Quote:
Originally Posted by Kirk CO2 is accelerating the warming. We melted the North Pole in 50 short years.
The wildfire season is now longer than it was. I posted a scientific study about that which you chose to ignore. 1,000 square miles of California have burned, and it isn't even fire season yet. |
As I have said, nothing in the wildfires has changed in the last 500 years. You state there has been an uptick since the 80's, fine. But CO2 emmissions were growing by a clip of 30% since 1880 with no dramatic change in wildfires. Also as I have said, CA is a small part of the planet. It's like seeing one deer and saying that the deer population is exploding.

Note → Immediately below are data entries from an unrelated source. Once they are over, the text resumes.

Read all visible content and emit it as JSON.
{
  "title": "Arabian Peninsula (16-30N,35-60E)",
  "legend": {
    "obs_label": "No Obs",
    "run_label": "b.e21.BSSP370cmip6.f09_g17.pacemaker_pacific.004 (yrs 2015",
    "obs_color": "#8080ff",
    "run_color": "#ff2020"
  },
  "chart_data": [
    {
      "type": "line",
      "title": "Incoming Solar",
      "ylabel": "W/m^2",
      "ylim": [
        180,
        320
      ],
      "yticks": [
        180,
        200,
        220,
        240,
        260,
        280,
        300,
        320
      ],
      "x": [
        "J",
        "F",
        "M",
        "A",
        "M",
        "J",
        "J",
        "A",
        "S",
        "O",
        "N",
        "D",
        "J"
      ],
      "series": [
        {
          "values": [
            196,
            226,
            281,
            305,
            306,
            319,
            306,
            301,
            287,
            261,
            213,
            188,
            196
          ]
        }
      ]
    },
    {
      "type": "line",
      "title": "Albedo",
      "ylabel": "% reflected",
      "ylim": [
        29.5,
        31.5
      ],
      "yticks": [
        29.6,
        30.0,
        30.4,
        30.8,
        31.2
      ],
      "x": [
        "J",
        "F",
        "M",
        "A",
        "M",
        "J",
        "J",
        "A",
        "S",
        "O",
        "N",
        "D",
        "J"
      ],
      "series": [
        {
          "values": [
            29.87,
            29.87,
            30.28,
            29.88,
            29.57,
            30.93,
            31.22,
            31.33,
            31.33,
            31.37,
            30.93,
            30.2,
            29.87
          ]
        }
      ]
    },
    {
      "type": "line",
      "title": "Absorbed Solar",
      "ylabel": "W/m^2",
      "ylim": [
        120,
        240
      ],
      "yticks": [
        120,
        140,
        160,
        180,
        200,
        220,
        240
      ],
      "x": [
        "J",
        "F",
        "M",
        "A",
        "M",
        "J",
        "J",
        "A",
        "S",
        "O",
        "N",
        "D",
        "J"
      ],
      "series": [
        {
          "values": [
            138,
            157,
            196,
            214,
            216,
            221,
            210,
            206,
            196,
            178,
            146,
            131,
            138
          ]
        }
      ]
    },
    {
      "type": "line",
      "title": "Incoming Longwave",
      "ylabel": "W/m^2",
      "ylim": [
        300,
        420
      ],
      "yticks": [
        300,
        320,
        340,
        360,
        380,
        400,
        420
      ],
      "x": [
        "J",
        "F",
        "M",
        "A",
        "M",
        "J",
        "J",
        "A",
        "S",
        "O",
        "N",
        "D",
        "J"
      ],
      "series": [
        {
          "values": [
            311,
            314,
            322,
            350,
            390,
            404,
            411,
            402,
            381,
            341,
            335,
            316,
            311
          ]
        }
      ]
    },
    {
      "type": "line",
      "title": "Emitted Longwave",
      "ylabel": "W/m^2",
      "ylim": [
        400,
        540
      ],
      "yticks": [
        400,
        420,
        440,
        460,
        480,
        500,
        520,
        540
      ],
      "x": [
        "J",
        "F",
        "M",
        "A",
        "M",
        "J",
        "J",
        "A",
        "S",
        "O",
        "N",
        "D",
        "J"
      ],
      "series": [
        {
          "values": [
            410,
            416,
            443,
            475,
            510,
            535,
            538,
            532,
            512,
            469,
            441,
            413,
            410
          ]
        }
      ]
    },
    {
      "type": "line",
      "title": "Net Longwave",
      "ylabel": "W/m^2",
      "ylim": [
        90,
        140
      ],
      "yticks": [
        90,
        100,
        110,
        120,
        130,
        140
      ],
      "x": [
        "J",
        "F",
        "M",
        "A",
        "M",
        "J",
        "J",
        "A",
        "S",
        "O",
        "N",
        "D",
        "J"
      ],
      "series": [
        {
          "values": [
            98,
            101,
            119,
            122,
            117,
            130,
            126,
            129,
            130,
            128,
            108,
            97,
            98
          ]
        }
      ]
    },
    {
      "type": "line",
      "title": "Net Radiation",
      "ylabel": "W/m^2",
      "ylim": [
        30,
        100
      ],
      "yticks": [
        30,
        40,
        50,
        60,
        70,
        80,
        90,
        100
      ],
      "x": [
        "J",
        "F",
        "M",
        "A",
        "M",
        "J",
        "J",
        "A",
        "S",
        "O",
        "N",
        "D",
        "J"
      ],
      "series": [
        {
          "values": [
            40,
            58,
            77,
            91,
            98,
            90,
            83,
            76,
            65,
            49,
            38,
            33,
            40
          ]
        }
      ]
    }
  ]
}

http://www.oism.org/pproject/GWReview_OISM600.pdf
Surface temperatures in the United States during the past century
reflect this natural warming trend and its correlation with solar activity,
as shown in Figures 4 and 5. Compiled U.S. surface temperatures
have increased about 0.5 °C per century, which is consistent with
other historical values of 0.4 to 0.5 °C per century during the recovery
from the Little Ice Age (13-17). This temperature change is slight
as compared with other natural variations, as shown in Figure 6.
Three intermediate trends are evident, including the decreasing trend
used to justify fears of “global cooling” in the 1970s.